Title problems are another area where legal advice can be one of your best friends, especially before any documents are signed.
Various warranties may be contained in the sale contract, or may be implied by the law of various states. Such warranties may come with new homes and should a problem be discovered after the sale, the manufacturer, contractor or developer should be called. Delay after the sale may affect coverage under the warranty.
This area is a fertile ground for new state laws designed to protect buyers in real estate sales. Your Plan Attorney should be consulted if you believe a warranty problem may exist.
Often a purchaser, for various reasons, may desire to back out of a contract for a real estate purchase. This is precisely why an attorney is needed initially to draft or review the various legal documents. With properly drafted documents, a buyer may, for various specified reasons, be permitted to "get out of a deal." Unless these reasons are set forth in writing in the contract, however, a buyer may not be able to "back out" or may lose his/her deposit. Additionally, he/she may be subject to a lawsuit for any additional damages which the seller can prove, even if the buyer may not have anticipated these. For example, assume that a seller opened an escrow to purchase a new house, but because the buyer bails out of the sale of his old house, the seller has to back out of the second house. In turn, the buyer of the new house may choose to sue the seller, and the seller may, in turn, sue the original buyer who was the cause of the "bailing out." It is not clear that such a seller will always prevail at trial, however, and many other facts would have to be known before any predictions about the outcome of such a case can be drawn.

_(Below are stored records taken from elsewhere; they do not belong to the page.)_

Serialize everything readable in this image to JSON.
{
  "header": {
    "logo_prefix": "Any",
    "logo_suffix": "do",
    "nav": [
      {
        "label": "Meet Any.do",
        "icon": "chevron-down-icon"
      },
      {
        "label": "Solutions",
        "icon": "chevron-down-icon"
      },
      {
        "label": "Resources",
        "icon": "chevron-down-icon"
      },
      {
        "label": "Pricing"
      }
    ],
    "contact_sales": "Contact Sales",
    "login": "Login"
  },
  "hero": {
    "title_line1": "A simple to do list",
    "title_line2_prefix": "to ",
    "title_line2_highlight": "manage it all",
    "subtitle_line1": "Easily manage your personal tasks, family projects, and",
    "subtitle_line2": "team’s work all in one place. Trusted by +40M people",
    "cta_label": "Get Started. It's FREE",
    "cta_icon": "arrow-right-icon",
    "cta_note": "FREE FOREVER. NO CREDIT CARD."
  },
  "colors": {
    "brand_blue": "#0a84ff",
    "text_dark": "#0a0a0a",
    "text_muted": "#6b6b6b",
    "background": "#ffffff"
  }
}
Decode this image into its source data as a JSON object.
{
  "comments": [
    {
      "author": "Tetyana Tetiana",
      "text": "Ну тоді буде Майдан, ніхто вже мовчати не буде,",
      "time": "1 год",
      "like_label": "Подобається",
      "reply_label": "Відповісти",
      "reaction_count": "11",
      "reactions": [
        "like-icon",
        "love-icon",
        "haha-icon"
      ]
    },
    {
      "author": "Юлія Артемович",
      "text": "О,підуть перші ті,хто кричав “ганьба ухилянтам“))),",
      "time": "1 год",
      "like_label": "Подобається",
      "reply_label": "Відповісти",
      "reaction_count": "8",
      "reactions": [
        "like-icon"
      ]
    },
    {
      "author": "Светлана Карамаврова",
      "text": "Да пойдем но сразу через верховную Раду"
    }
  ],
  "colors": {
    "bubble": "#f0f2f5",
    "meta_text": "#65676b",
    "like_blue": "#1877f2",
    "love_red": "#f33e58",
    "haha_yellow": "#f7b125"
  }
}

Occasionally, a seller, after listing his/her property for sale and entering in an agreement with a buyer, may want to renege. This occurs particularly where, during the escrow, the seller reviews another higher offer for the property. Should a seller
renege, the buyer usually has one of two options: (1) to sue for damages; or (2) to sue for specific performance.
Such damages may include the difference between the price of this house and the cost of the new house which a buyer was forced to purchase. Damages may also include out of pocket costs which the buyer can prove he/she made.
Specific performance is a lawsuit requiring the seller to sell the property to the buyer. You should know that timing is critical if this occurs in your house purchase. It is important to call your Plan Attorney for advice immediately. Handling such a matter without legal counsel may result in losing certain rights or advantages unless the aggrieved buyer is experienced in such matters.
- One Last Problem - The $1,000 or $2,000 Deposit Which Is Not Being Returned to a Buyer
Many sellers know that they may not have to return a deposit which they are otherwise obligated to return by law, since they know a buyer will not be able to pay the legal fees involved in a lawsuit for such amounts.
Indeed, once in a while, however, a small amount of money involved makes it unaffordable to hire a lawyer. For example, if you paid a deposit of $1,500, and the seller decides to keep it. Naturally, no one wants to throw away $1,500, especially where your legal position is correct.